I finally could accept the major i am going to live within 4 years ahead. After some arguments, thoughts, tears i accepted that maybe it is the way i build my future. My first choice was International Relations major, i had already planned about it since i was at tenth grade. My parents didn't seem to like it. Then i made the back up plan. My second plan was International Business Management. Until the last time, they didn't allow me to choose my first major. It doesn't mean that i gave up easily my dreams cause they forbid me. I think that, they may have something behind their opinion, and 4 years struggling without supports it is not something i have ever wanted.
One thing i am sure of why they didn't let me to choose that, because i could not answer when they asked me what i would do after graduated. My dream was to high for them.
I was spending this holiday crying sometimes, especially when i remember about that. Yet, sooner i realised that it could not change anything. The admission on joining Public University was already closed.
My potition was like : I am in a -only a second to take off- plane to New York, i can't go back and fly directly to Rome. The only choice is to enjoy my flight.

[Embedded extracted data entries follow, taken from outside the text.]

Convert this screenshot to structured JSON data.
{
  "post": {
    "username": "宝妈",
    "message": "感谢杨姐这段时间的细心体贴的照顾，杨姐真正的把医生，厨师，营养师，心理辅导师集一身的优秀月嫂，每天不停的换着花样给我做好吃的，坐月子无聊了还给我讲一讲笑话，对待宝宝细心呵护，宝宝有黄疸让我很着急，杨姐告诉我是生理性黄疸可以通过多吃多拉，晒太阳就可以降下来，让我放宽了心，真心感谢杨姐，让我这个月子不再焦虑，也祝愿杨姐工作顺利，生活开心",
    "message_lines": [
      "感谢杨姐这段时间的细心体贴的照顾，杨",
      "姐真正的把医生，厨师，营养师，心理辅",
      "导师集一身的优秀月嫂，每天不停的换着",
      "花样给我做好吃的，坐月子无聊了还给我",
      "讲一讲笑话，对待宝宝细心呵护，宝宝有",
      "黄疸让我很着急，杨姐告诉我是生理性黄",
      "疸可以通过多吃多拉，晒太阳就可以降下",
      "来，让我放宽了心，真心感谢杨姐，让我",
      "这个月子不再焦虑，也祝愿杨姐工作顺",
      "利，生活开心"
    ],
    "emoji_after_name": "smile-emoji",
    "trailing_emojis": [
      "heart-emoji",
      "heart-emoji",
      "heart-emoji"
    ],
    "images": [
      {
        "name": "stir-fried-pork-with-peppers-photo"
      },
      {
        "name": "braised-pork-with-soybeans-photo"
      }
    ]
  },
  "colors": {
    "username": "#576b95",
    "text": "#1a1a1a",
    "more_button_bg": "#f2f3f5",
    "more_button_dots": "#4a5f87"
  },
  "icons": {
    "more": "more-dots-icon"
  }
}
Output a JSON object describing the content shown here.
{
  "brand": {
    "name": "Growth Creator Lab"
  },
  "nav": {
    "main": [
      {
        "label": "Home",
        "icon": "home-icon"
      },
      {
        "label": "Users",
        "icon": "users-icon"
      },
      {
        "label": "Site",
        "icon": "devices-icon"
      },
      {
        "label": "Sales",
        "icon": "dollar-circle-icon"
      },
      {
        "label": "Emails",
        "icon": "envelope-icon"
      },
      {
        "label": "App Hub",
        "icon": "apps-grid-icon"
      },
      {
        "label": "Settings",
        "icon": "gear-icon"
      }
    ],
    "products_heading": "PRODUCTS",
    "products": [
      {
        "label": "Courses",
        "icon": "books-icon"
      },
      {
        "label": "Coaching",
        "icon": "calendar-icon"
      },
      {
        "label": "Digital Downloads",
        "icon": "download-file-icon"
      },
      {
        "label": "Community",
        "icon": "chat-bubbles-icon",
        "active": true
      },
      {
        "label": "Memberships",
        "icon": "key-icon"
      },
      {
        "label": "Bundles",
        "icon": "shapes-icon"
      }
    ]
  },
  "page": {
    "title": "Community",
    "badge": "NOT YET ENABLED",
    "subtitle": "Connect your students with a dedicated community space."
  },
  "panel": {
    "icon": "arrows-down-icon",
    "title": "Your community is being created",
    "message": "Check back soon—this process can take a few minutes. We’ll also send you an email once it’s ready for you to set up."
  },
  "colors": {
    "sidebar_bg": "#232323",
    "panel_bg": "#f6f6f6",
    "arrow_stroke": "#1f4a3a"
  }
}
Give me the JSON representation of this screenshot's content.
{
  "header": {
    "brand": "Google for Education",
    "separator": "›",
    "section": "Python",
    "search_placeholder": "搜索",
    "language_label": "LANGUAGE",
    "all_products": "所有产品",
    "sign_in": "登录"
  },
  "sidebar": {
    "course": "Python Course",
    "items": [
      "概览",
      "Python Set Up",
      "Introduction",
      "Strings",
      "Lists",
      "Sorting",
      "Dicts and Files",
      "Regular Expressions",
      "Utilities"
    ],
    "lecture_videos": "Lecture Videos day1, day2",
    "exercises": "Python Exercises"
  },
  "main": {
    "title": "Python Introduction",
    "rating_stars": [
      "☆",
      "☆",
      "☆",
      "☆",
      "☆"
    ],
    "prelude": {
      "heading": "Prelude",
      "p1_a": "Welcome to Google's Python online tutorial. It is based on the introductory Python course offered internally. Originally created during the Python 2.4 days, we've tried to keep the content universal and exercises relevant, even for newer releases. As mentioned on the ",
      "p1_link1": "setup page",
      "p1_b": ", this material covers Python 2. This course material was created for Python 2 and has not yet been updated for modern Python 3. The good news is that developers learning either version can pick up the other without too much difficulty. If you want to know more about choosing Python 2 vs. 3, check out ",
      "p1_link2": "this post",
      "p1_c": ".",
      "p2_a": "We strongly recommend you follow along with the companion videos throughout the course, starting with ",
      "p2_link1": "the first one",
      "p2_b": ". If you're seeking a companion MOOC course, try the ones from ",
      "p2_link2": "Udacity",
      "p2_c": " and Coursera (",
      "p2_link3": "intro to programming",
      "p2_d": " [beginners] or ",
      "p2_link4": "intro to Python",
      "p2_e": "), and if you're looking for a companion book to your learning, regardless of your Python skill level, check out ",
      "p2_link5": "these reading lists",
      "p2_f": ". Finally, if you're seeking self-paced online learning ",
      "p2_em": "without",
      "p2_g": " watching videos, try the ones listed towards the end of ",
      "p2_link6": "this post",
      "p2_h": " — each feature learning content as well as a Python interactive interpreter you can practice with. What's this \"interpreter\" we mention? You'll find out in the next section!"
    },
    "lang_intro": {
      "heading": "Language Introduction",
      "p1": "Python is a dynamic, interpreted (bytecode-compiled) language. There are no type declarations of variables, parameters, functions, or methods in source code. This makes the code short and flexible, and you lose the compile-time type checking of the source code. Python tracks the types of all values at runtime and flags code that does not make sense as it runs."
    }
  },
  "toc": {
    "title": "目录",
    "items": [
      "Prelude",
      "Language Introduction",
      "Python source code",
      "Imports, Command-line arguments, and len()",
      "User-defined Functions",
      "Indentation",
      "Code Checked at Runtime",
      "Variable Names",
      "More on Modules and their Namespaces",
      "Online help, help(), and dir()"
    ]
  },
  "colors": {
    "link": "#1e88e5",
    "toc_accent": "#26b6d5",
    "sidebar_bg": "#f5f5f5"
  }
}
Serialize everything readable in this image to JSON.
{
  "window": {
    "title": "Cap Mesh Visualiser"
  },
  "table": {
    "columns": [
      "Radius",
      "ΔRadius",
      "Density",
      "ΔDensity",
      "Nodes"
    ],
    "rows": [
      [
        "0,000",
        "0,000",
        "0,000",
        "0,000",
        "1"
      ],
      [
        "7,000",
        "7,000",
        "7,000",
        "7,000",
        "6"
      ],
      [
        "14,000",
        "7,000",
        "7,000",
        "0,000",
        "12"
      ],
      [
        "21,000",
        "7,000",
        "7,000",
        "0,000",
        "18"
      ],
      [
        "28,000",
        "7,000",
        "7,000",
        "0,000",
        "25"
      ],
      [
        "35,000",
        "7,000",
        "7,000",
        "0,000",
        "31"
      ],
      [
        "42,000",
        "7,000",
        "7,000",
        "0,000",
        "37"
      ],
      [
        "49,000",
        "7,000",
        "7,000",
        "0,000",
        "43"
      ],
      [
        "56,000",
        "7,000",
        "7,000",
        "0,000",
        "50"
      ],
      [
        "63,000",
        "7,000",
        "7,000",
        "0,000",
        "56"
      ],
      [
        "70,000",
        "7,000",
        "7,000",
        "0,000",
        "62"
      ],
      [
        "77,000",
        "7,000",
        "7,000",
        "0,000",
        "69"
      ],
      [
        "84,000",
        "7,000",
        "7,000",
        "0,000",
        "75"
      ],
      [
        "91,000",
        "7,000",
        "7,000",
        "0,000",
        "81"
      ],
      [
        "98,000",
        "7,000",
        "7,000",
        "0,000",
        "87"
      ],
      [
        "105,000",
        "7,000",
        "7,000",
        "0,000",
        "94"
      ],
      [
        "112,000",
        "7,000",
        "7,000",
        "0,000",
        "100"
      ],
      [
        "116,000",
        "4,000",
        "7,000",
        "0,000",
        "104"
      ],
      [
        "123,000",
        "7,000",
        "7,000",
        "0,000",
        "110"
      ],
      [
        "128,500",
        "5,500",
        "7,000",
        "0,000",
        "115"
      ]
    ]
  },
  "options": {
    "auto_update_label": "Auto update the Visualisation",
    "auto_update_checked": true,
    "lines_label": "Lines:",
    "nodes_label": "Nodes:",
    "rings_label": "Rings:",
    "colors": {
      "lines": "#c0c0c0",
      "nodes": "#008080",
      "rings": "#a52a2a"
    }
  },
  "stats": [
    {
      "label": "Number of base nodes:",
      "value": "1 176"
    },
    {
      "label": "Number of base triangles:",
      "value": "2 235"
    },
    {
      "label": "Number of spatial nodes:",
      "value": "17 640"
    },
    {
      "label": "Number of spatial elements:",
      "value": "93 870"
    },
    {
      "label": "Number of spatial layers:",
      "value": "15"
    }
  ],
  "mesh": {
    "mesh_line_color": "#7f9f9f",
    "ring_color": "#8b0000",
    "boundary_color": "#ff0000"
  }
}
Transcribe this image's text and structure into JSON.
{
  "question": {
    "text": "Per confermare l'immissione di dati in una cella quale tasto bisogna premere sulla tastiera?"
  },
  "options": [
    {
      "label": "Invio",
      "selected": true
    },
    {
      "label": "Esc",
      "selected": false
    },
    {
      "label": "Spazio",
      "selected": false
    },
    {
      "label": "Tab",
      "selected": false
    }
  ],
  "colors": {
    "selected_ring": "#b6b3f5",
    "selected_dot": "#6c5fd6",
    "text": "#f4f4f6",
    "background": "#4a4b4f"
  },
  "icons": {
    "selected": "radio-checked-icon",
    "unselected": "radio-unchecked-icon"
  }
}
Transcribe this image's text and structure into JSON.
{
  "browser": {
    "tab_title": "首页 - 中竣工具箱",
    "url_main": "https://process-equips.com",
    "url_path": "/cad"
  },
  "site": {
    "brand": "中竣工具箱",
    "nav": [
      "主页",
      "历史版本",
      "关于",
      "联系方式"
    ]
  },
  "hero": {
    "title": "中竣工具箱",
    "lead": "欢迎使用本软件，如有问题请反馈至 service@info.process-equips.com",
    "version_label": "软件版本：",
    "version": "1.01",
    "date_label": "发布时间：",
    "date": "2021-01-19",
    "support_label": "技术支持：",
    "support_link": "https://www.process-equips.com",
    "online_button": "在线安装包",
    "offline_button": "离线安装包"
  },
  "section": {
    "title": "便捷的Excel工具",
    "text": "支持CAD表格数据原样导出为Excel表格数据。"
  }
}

International Relations seems so interesting for me. I like the subject i will study in that major. I like economy too, i love everything about selling, maketing etc. Yet i am more attracted to culture, countries, social and humanities.
I once read in the bible that we should rely our future in Him. We may had already planned about that, yet thing which is going to happen is His plan, not ours. And He hath promised we shouldn't have worried, because we are safe in His hand.
Me now trying to enjoy His way for me. I also start to plan about what i am going to do in University to support my career after graduated. And about the International Relations, i think that i can study about that through books.
Things i learnt : Regret feeling is only sending you to a deeper valley. It makes you feel worse.
The time you spend for crying, is the time you lose on thinking about your dreams.